I’ve checked in a fix for OF-1202, but in any case, a query that takes longer than 5 minutes is very undesirable.

From the stack trace that was posted in the first message of this thread, I think we can conclude that this is the query that is giving you problems:

SELECT roomID, creationDate, modificationDate, name, naturalName, description,
       lockedDate, emptyDate, canChangeSubject, maxUsers, publicRoom, moderated, membersOnly,
       canInvite, roomPassword, canDiscoverJID, logEnabled, subject, rolesToBroadcast,
       useReservedNick, canChangeNick, canRegister, allowpm
FROM ofMucRoom WHERE serviceID=? AND (emptyDate IS NULL or emptyDate > ?

You mentioned that you had several thousands of MUC rooms. This query tries to load them all.

Please try to run this query on your database directly, and use the debugging tools provided by your database vendor to see why it is taking so long. Perhaps we should add an index, or perhaps you simply need stronger hardware?

Yes above mentioned query is giving timeout. Round Trip time from openfire server to MSSQL DB is approx 19 milliseconds. Is this causing issue?

Running the above query directly on SQL is showing the results instantaneously on the same millisecond. Also DB trace on openfire query returns instantaneously, but DB shows wait on ASYNC_NETWORK_IO.

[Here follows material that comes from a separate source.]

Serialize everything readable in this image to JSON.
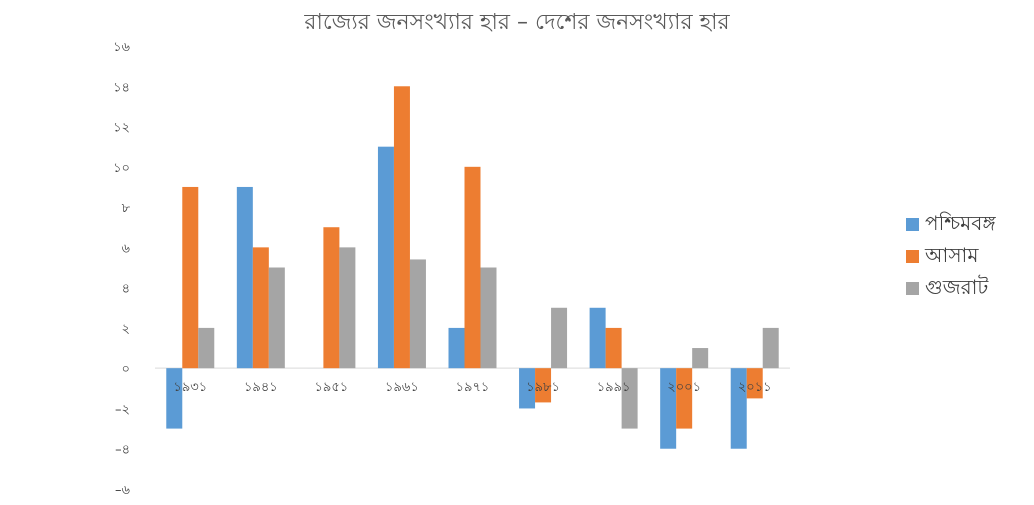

I have no experience with MSSQL. I don’t know if the ASYNC_NETWORK_IO state is an indication of a problem. A quick Google query gives me some results that describe network-related issues. Is the network connection between Openfire and you database of good stability and throughput?

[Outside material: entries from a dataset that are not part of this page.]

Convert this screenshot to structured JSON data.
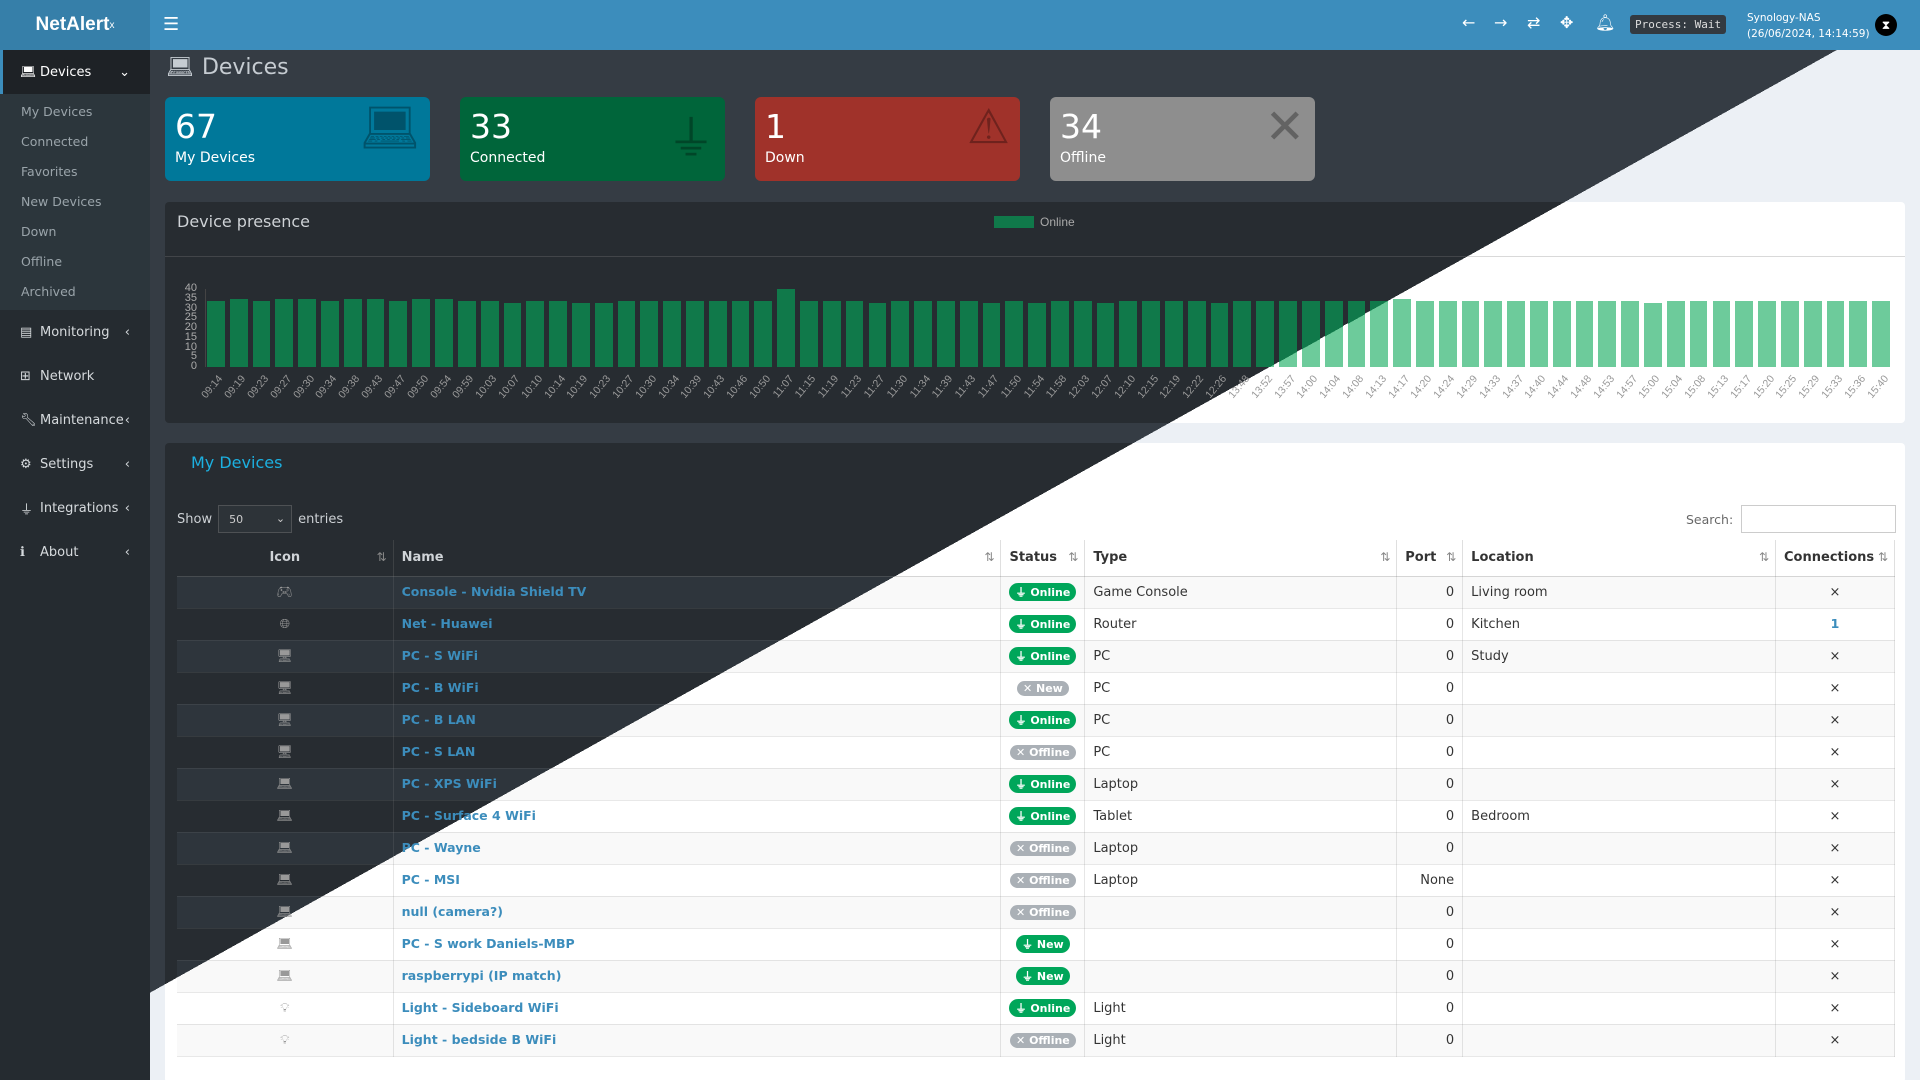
{
  "app": {
    "logo": "NetAlert",
    "logo_sup": "x",
    "process": "Process: Wait",
    "host": "Synology-NAS",
    "datetime": "(26/06/2024, 14:14:59)"
  },
  "header_icons": [
    "menu-icon",
    "arrow-left-icon",
    "arrow-right-icon",
    "refresh-icon",
    "move-icon",
    "bell-icon"
  ],
  "sidebar": {
    "devices": "Devices",
    "sub": [
      "My Devices",
      "Connected",
      "Favorites",
      "New Devices",
      "Down",
      "Offline",
      "Archived"
    ],
    "items": [
      {
        "label": "Monitoring",
        "icon": "chart-icon"
      },
      {
        "label": "Network",
        "icon": "network-icon"
      },
      {
        "label": "Maintenance",
        "icon": "wrench-icon"
      },
      {
        "label": "Settings",
        "icon": "gear-icon"
      },
      {
        "label": "Integrations",
        "icon": "plug-icon"
      },
      {
        "label": "About",
        "icon": "info-icon"
      }
    ]
  },
  "page_title": "Devices",
  "stats": [
    {
      "value": "67",
      "label": "My Devices",
      "color": "#00789a",
      "icon": "laptop-icon"
    },
    {
      "value": "33",
      "label": "Connected",
      "color": "#00653a",
      "icon": "plug-icon"
    },
    {
      "value": "1",
      "label": "Down",
      "color": "#a0322a",
      "icon": "warning-icon"
    },
    {
      "value": "34",
      "label": "Offline",
      "color": "#8e8e8e",
      "icon": "x-icon"
    }
  ],
  "chart_data": {
    "type": "bar",
    "title": "Device presence",
    "series": [
      {
        "name": "Online",
        "color": "#10794a"
      }
    ],
    "yticks": [
      0,
      5,
      10,
      15,
      20,
      25,
      30,
      35,
      40
    ],
    "ylim": [
      0,
      40
    ],
    "legend": "top-center",
    "categories": [
      "09:14",
      "09:19",
      "09:23",
      "09:27",
      "09:30",
      "09:34",
      "09:38",
      "09:43",
      "09:47",
      "09:50",
      "09:54",
      "09:59",
      "10:03",
      "10:07",
      "10:10",
      "10:14",
      "10:19",
      "10:23",
      "10:27",
      "10:30",
      "10:34",
      "10:39",
      "10:43",
      "10:46",
      "10:50",
      "11:07",
      "11:15",
      "11:19",
      "11:23",
      "11:27",
      "11:30",
      "11:34",
      "11:39",
      "11:43",
      "11:47",
      "11:50",
      "11:54",
      "11:58",
      "12:03",
      "12:07",
      "12:10",
      "12:15",
      "12:19",
      "12:22",
      "12:26",
      "13:48",
      "13:52",
      "13:57",
      "14:00",
      "14:04",
      "14:08",
      "14:13",
      "14:17",
      "14:20",
      "14:24",
      "14:29",
      "14:33",
      "14:37",
      "14:40",
      "14:44",
      "14:48",
      "14:53",
      "14:57",
      "15:00",
      "15:04",
      "15:08",
      "15:13",
      "15:17",
      "15:20",
      "15:25",
      "15:29",
      "15:33",
      "15:36",
      "15:40"
    ],
    "values": [
      34,
      35,
      34,
      35,
      35,
      34,
      35,
      35,
      34,
      35,
      35,
      34,
      34,
      33,
      34,
      34,
      33,
      33,
      34,
      34,
      34,
      34,
      34,
      34,
      34,
      40,
      34,
      34,
      34,
      33,
      34,
      34,
      34,
      34,
      33,
      34,
      33,
      34,
      34,
      33,
      34,
      34,
      34,
      34,
      33,
      34,
      34,
      34,
      34,
      34,
      34,
      34,
      35,
      34,
      34,
      34,
      34,
      34,
      34,
      34,
      34,
      34,
      34,
      33,
      34,
      34,
      34,
      34,
      34,
      34,
      34,
      34,
      34,
      34
    ]
  },
  "panel": {
    "title": "My Devices",
    "show": "Show",
    "entries_value": "50",
    "entries": "entries",
    "search": "Search:"
  },
  "table": {
    "headers": [
      "Icon",
      "Name",
      "Status",
      "Type",
      "Port",
      "Location",
      "Connections"
    ],
    "rows": [
      {
        "icon": "gamepad-icon",
        "name": "Console - Nvidia Shield TV",
        "status": "Online",
        "type": "Game Console",
        "port": "0",
        "location": "Living room",
        "conn": "×"
      },
      {
        "icon": "globe-icon",
        "name": "Net - Huawei",
        "status": "Online",
        "type": "Router",
        "port": "0",
        "location": "Kitchen",
        "conn": "1"
      },
      {
        "icon": "desktop-icon",
        "name": "PC - S WiFi",
        "status": "Online",
        "type": "PC",
        "port": "0",
        "location": "Study",
        "conn": "×"
      },
      {
        "icon": "desktop-icon",
        "name": "PC - B WiFi",
        "status": "New",
        "type": "PC",
        "port": "0",
        "location": "",
        "conn": "×"
      },
      {
        "icon": "desktop-icon",
        "name": "PC - B LAN",
        "status": "Online",
        "type": "PC",
        "port": "0",
        "location": "",
        "conn": "×"
      },
      {
        "icon": "desktop-icon",
        "name": "PC - S LAN",
        "status": "Offline",
        "type": "PC",
        "port": "0",
        "location": "",
        "conn": "×"
      },
      {
        "icon": "laptop-icon",
        "name": "PC - XPS WiFi",
        "status": "Online",
        "type": "Laptop",
        "port": "0",
        "location": "",
        "conn": "×"
      },
      {
        "icon": "laptop-icon",
        "name": "PC - Surface 4 WiFi",
        "status": "Online",
        "type": "Tablet",
        "port": "0",
        "location": "Bedroom",
        "conn": "×"
      },
      {
        "icon": "laptop-icon",
        "name": "PC - Wayne",
        "status": "Offline",
        "type": "Laptop",
        "port": "0",
        "location": "",
        "conn": "×"
      },
      {
        "icon": "laptop-icon",
        "name": "PC - MSI",
        "status": "Offline",
        "type": "Laptop",
        "port": "None",
        "location": "",
        "conn": "×"
      },
      {
        "icon": "laptop-icon",
        "name": "null (camera?)",
        "status": "Offline",
        "type": "",
        "port": "0",
        "location": "",
        "conn": "×"
      },
      {
        "icon": "laptop-icon",
        "name": "PC - S work Daniels-MBP",
        "status": "New",
        "type": "",
        "port": "0",
        "location": "",
        "conn": "×"
      },
      {
        "icon": "laptop-icon",
        "name": "raspberrypi (IP match)",
        "status": "New",
        "type": "",
        "port": "0",
        "location": "",
        "conn": "×"
      },
      {
        "icon": "bulb-icon",
        "name": "Light - Sideboard WiFi",
        "status": "Online",
        "type": "Light",
        "port": "0",
        "location": "",
        "conn": "×"
      },
      {
        "icon": "bulb-icon",
        "name": "Light - bedside B WiFi",
        "status": "Offline",
        "type": "Light",
        "port": "0",
        "location": "",
        "conn": "×"
      }
    ],
    "status_style": {
      "Online": {
        "color": "#00a65a",
        "icon": "plug-icon"
      },
      "Offline": {
        "color": "#aab0b6",
        "icon": "x-icon"
      },
      "New": {
        "color": "#00a65a",
        "icon": "plug-icon"
      }
    }
  }
}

Is there a way i get detailed log on application side to get more clue? Network is stable except the round trip delay of 19ms.

this sounds like an interesting issue. I wish I had a way to recreate your issue to play around with it. I wouldn’t think 2000 rows would be a problem. if you run wireshark, do you see any network issues? I wish I had a way to test this on my end to see if I could reproduce your issue.

red color indicates the SQL Server and green color indicates the openfire server

Sql batch looks like

But in case of working trace I have seen something like below (doesnt have any Sql batch at all)

im not a sql person or a java person at all. I did do some googling, it looks like perhaps setFetchSize isn’t being used here, and defaults to 10? what does wireshark look like right before connection times out?

Here is the observation:

  1. we have chat rooms growing everyday at the rate of 50.
  2. every time when chat room is loading,openfire performs the following
  • Fetch all rooms in the ResultSet
  • for each Row -
    • it creates new instance of LocalMUCRoom
    • Load serviceID for the given subdomain from DB (why everytime?)
    • Load properties from ofMucServiceProp table (why everytime?)
    • Do the above 2 for each of the 12 room properties every time (why everytime for each of the properties?)
  • if 19 ms for each of the query RTT then if I have 3000 chat rooms in the table, rough time estimate to complete loading the room is 3000 x 19 x 12 x 2 = ~23 minutes
  1. 23 minutes to load 3000 MUC rooms are high I believe. Can we do something to reduce this time? Also does it make sense to cache serviceID and properties first time instead of loading from DB everytime?

Speedy, Default fetch size is 128. I have tried change it various values including the larger value to hold the entire muc rooms from DB. it doesn’t help out.